Focus sur l’Amazonie

Partenariat avec l’Amérique latine

Le 16 novembre dernier, le vice-recteur Albert Corhay, en mission en Equateur, a signé un accord tripartite liant désormais l’université de Liège, l’université centrale d’Equateur à Quito et l’université fédérale d’Amazonie à Manaus.

Une biodiversité unique

Accompagné du Pr Jean Marchal, conseiller du Recteur pour les relations internationales, du Pr émérite Jacques Joset, spécialiste de littérature hispanique, et de Mathieu Poulicek, chargé de cours adjoint au département des sciences et gestion de l’environnement, le vice-Recteur s’est laissé séduire par le décor grandiose de l’Amazonie et son gigantesque potentiel scientifique. « L’idée d’un partenariat avec les universités d’Amérique latine est très bien perçue par nos équipes scientifiques, explique-t-il. Bien sûr, j’allais dire naturellement, tous les biologistes sont à l’affût de collaborations de ce type. Mais le département des transports et logistique l’est également comme l’Institut de sciences humaines et sociales. L’initiative semble faire l’unanimité ! »

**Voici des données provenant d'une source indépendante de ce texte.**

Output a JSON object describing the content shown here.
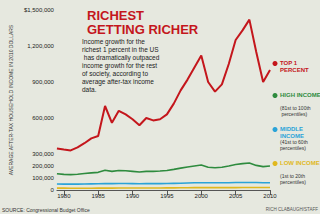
{
  "chart_data": {
    "type": "line",
    "title": "RICHEST GETTING RICHER",
    "annotation": "Income growth for the richest 1 percent in the US has dramatically outpaced income growth for the rest of society, according to average after-tax income data.",
    "ylabel": "AVERAGE AFTER-TAX HOUSEHOLD INCOME IN 2010 DOLLARS",
    "source": "SOURCE: Congressional Budget Office",
    "credit": "RICH CLABAUGH/STAFF",
    "x": [
      1979,
      1980,
      1981,
      1982,
      1983,
      1984,
      1985,
      1986,
      1987,
      1988,
      1989,
      1990,
      1991,
      1992,
      1993,
      1994,
      1995,
      1996,
      1997,
      1998,
      1999,
      2000,
      2001,
      2002,
      2003,
      2004,
      2005,
      2006,
      2007,
      2008,
      2009,
      2010
    ],
    "xlim": [
      1979,
      2010
    ],
    "xticks": [
      1980,
      1985,
      1990,
      1995,
      2000,
      2005,
      2010
    ],
    "ylim": [
      0,
      1500000
    ],
    "yticks": [
      0,
      {
        "value": 100000,
        "label": "100,000"
      },
      {
        "value": 200000,
        "label": "200,000"
      },
      {
        "value": 300000,
        "label": "300,000"
      },
      {
        "value": 600000,
        "label": "600,000"
      },
      {
        "value": 900000,
        "label": "900,000"
      },
      {
        "value": 1200000,
        "label": "1,200,000"
      },
      {
        "value": 1500000,
        "label": "$1,500,000"
      }
    ],
    "grid": false,
    "legend": "right",
    "series": [
      {
        "name": "TOP 1 PERCENT",
        "color": "#c4161c",
        "values": [
          346000,
          337000,
          330000,
          355000,
          390000,
          430000,
          450000,
          700000,
          560000,
          660000,
          630000,
          590000,
          540000,
          600000,
          580000,
          590000,
          630000,
          720000,
          830000,
          920000,
          1020000,
          1120000,
          900000,
          820000,
          880000,
          1050000,
          1250000,
          1330000,
          1420000,
          1150000,
          900000,
          1000000
        ]
      },
      {
        "name": "HIGH INCOME",
        "detail": "(81st to 100th percentiles)",
        "color": "#2e8b3e",
        "values": [
          135000,
          130000,
          128000,
          131000,
          137000,
          143000,
          147000,
          165000,
          155000,
          163000,
          160000,
          155000,
          150000,
          155000,
          155000,
          158000,
          163000,
          172000,
          182000,
          192000,
          200000,
          208000,
          190000,
          185000,
          190000,
          200000,
          212000,
          220000,
          225000,
          205000,
          195000,
          200000
        ]
      },
      {
        "name": "MIDDLE INCOME",
        "detail": "(41st to 60th percentiles)",
        "color": "#2aa3d8",
        "values": [
          50000,
          49000,
          49000,
          49000,
          50000,
          51000,
          52000,
          53000,
          53000,
          54000,
          54000,
          53000,
          52000,
          53000,
          53000,
          53000,
          54000,
          55000,
          56000,
          58000,
          60000,
          61000,
          60000,
          60000,
          61000,
          61000,
          62000,
          62000,
          63000,
          62000,
          61000,
          61000
        ]
      },
      {
        "name": "LOW INCOME",
        "detail": "(1st to 20th percentiles)",
        "color": "#e0b81e",
        "values": [
          16000,
          16000,
          15000,
          15000,
          15000,
          15000,
          16000,
          16000,
          16000,
          17000,
          17000,
          17000,
          17000,
          17000,
          17000,
          17000,
          18000,
          18000,
          19000,
          19000,
          20000,
          20000,
          20000,
          20000,
          20000,
          20000,
          20000,
          21000,
          21000,
          21000,
          21000,
          21000
        ]
      }
    ]
  }
}
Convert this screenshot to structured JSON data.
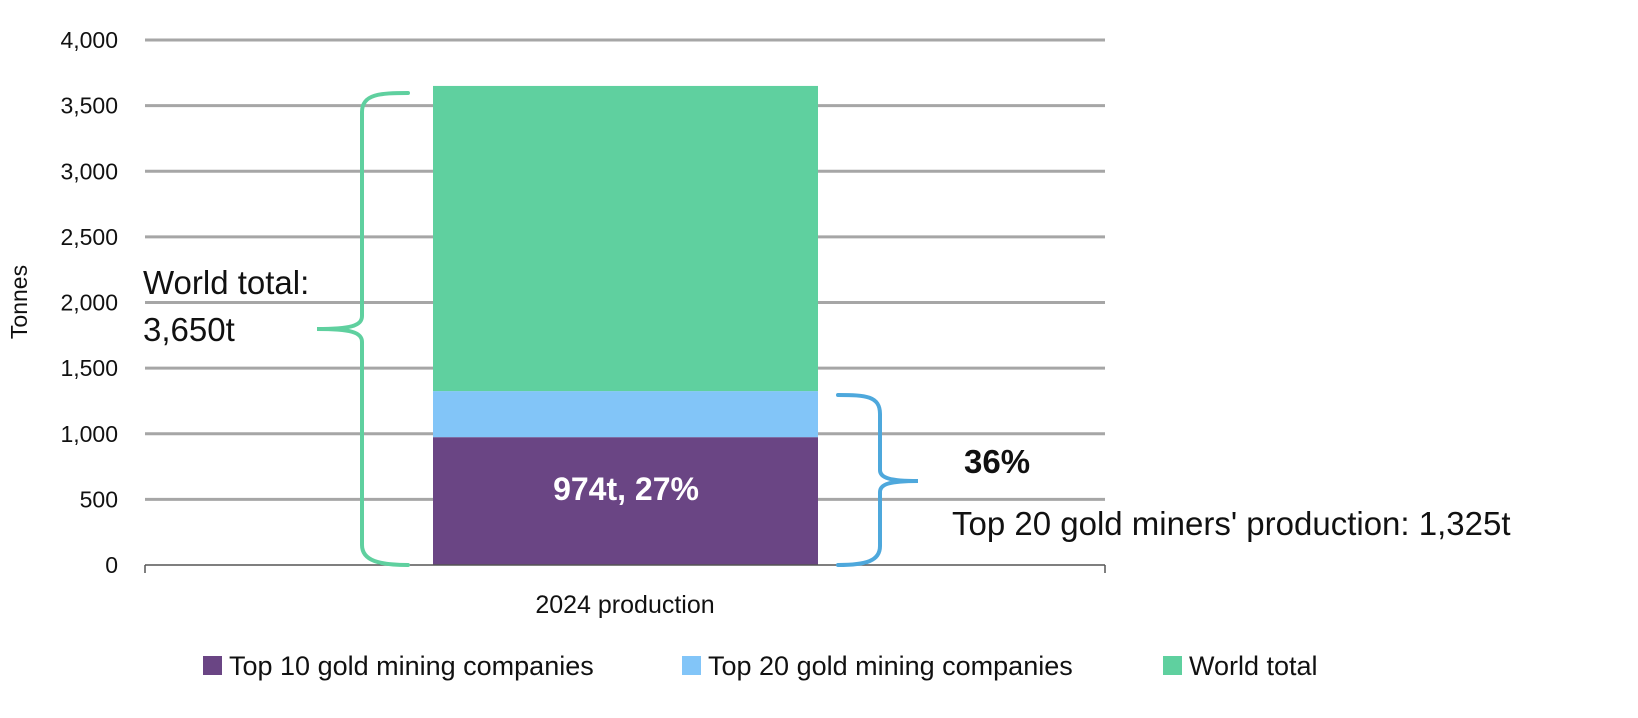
{
  "chart_data": {
    "type": "bar",
    "stacked": true,
    "categories": [
      "2024 production"
    ],
    "series": [
      {
        "name": "Top 10 gold mining companies",
        "values": [
          974
        ],
        "color": "#6a4584"
      },
      {
        "name": "Top 20 gold mining companies",
        "values": [
          351
        ],
        "color": "#82c5f8"
      },
      {
        "name": "World total",
        "values": [
          2325
        ],
        "color": "#5fd09f"
      }
    ],
    "ylabel": "Tonnes",
    "ylim": [
      0,
      4000
    ],
    "yticks": [
      0,
      500,
      1000,
      1500,
      2000,
      2500,
      3000,
      3500,
      4000
    ],
    "ytick_labels": [
      "0",
      "500",
      "1,000",
      "1,500",
      "2,000",
      "2,500",
      "3,000",
      "3,500",
      "4,000"
    ],
    "grid": true,
    "legend_position": "bottom",
    "annotations": {
      "bar_label": "974t, 27%",
      "world_total_line1": "World total:",
      "world_total_line2": "3,650t",
      "world_total_value": 3650,
      "top20_percent": "36%",
      "top20_text": "Top 20 gold miners' production: 1,325t",
      "top20_value": 1325
    }
  },
  "colors": {
    "grid": "#a6a6a6",
    "brace_world": "#5fd09f",
    "brace_top20": "#4ea8dc"
  }
}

Un premier objectif serait d’occuper un bâtiment existant dans la région de Rocafuerte, sur le Rio Napo. « Transformée en centre expérimental, cette implantation constituerait une base scientifique parfaite, explique Mathieu Poulicek. Facilement accessible par bateau depuis San Francisco de Orellana (elle-même reliée par des vols quotidiens vers Quito, la capitale), la région présente une biodiversité exceptionnelle, tant sur terre qu’en eau douce. Tous les types de milieux caractéristiques de la région amazonienne sont à portée immédiate d’étude. De plus, elle est habitée par des populations assez différentes, tantôt traditionnelles, tantôt modernes. »

Le partenariat est sur les rails : une étudiante inscrite en thèse va partir, dans quelques semaines, étudier le comportement des primates en plein cœur de l’Amazonie. « Ce sont des occasions assez rares, poursuit le chercheur. Nous avons là une chance unique de bénéficier des structures modernes en place. Je vais d’ailleurs bientôt me rendre aux Iles Galapagos, car les Equatoriens ont aussi la générosité de nous ouvrir les portes d’un centre jusqu’ici exclusivement réservés à leurs chercheurs. » Les projets se concrétisent déjà : l’an prochain, deux enseignants vont aller donner des séminaires à l’université centrale d’Equateur, laquelle enverra ensuite deux de ses professeurs à Liège pour donner cours aux étudiants de la faculté des Sciences. Des thèses de doctorat en codirection sont à l’étude et les Equatoriens aimeraient bénéficier de l’expertise liégeoise dans l’encadrement des futurs masters et des prochains doctorats.

Nombreux autochtones

« Le projet est très séduisant, poursuit le Pr Marc Mormont, du département des sciences et gestion de l’environnement. La forêt amazonienne recèle des ressources génétiques passionnantes à découvrir et à étudier. Mais les populations sont intimement liées à cette nature qu’elles entretiennent et utilisent de façon concertée. L’enjeu, à notre échelon, est de réussir à tirer de cet écosystème des bénéfices scientifiques et techniques pour l’humanité tout en respectant les besoins des autochtones. Maintenir la biodiversité à l’échelon mondial tout en garantissant la diversité sociale et culturelle est essentiel, me semble-t-il. » C’est dans cet esprit qu’une doctorante équatorienne travaille pour l’instant sur la valorisation des ressources biologiques amazoniennes.

La problématique du développement en Amazonie intéresse également le Pr Marc Poncelet de l’Institut des sciences humaines et sociales. Son assistante, Bénédicte Schoonbroodt, réalise actuellement une thèse sur les pratiques de soins de santé dans le nord-est brésilien via une approche socio-anthropologique, et deux étudiants préparent un mémoire en sociologie : l’un s’intéresse à l’Université indigène de la ville de Quito, l’autre étudie la lutte du peuple Sarayaku en Amazonie. « Dans le cadre du prochain master “population et développement”, se réjouit Marc Poncelet, les étudiants pourront bénéficier de ce  point de chute en Amérique latine. »

Un deuxième voyage aura lieu en avril pour lancer un groupe de contacts avec les universités équatoriennes et brésiliennes.